An apt analogy might be, there is a difference between recognizing spam and marking email spam and automatically deleting email that was marked as spam. And you you so I think the creation of ROAS is what facilitates the Internet routing system to to recognize routes that that are an equivalent of spam of of something that that should not, you know, hit the final, email intake. Right.

And and the act of rejecting BGP routes is is, like, sending stuff that is trash and marked as trash automatically into the bin so that it does not disrupt normal business workflows.

And and yeah.

Yeah. Small analogy I I wanted to put in there.

Oh, no. That's a good analogy. It makes a lot of sense because it also distinguishes again between the difference, the difference between ROAs and ROVs, ROAs and ROVs. But it does make me wonder about, the second blog post that we haven't really delved into yet that you wrote together about the expiration of ROAS.

For example, why is the expiration so short on ROAS? That's something that you explored pretty extensively in that blog post.

Yeah. Yeah. Expiration. Expiration.

So the previous systems around routing security and trying to ascertain whether somebody is somehow authorized to to pass on a route or or generate a route, relied on information that that has no inherent expiration moment.

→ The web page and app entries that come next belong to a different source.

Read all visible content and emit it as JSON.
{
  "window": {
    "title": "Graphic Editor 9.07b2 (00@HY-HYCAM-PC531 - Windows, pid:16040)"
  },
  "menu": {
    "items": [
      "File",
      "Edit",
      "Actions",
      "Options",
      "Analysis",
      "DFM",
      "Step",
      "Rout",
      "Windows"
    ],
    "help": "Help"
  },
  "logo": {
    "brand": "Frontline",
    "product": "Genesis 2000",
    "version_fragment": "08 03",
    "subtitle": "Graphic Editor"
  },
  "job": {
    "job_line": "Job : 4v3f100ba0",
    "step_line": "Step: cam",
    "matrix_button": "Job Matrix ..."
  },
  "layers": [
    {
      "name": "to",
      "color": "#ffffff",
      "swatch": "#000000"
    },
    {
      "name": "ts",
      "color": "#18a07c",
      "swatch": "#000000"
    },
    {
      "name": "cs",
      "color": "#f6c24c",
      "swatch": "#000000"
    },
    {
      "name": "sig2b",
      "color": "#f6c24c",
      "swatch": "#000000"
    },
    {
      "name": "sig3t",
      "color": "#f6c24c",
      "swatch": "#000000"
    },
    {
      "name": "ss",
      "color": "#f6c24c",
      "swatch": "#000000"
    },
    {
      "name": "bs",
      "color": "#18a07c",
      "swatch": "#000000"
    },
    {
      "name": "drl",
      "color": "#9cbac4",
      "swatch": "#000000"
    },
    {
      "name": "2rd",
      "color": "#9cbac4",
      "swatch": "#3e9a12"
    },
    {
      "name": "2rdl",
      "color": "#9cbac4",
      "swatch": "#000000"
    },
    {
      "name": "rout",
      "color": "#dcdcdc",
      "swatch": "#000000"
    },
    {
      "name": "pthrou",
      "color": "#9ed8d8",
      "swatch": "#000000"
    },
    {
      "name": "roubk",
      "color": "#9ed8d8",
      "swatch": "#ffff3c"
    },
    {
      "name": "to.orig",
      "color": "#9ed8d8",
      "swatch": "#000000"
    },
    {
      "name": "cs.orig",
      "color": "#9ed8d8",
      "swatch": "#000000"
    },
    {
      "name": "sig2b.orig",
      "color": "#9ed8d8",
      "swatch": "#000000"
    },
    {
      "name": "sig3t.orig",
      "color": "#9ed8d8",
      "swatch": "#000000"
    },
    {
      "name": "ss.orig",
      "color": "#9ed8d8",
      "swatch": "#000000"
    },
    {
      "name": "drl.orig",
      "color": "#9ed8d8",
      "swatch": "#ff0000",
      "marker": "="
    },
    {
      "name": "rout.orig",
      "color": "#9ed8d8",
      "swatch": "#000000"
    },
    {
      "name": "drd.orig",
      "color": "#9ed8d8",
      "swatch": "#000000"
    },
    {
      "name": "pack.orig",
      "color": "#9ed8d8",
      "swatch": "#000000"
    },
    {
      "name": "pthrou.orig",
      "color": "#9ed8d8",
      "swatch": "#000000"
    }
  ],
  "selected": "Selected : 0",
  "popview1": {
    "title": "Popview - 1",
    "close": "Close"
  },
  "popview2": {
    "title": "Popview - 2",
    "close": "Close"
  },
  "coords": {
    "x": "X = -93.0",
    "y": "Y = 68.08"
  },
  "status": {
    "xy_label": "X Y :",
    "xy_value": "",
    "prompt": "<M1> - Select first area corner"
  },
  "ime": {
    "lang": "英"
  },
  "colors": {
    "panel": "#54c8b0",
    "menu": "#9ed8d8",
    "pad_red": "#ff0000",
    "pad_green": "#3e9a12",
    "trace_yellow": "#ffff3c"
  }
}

So what this means is that that if a network operator wanted to originate a set of IP addresses, they'd make an Internet routing registry or IRR route object.

And those route objects are plain text thingies, objects that live in databases for multiple decades, potentially.

And even though the IP block since then has been transferred to another organization or or sold or returned to the RER, there these route objects may still linger around because there's no mechanism inherent to the route object itself in IR to prune these.

And if you compare this to, say, domain name registry, registrations, your domain name, has an expiration date. And every year, you you pay a small fee to to extend its lifetime. And if you don't do that, it might mean that you lost interest in the domain name, and it's now available for others to use or or register.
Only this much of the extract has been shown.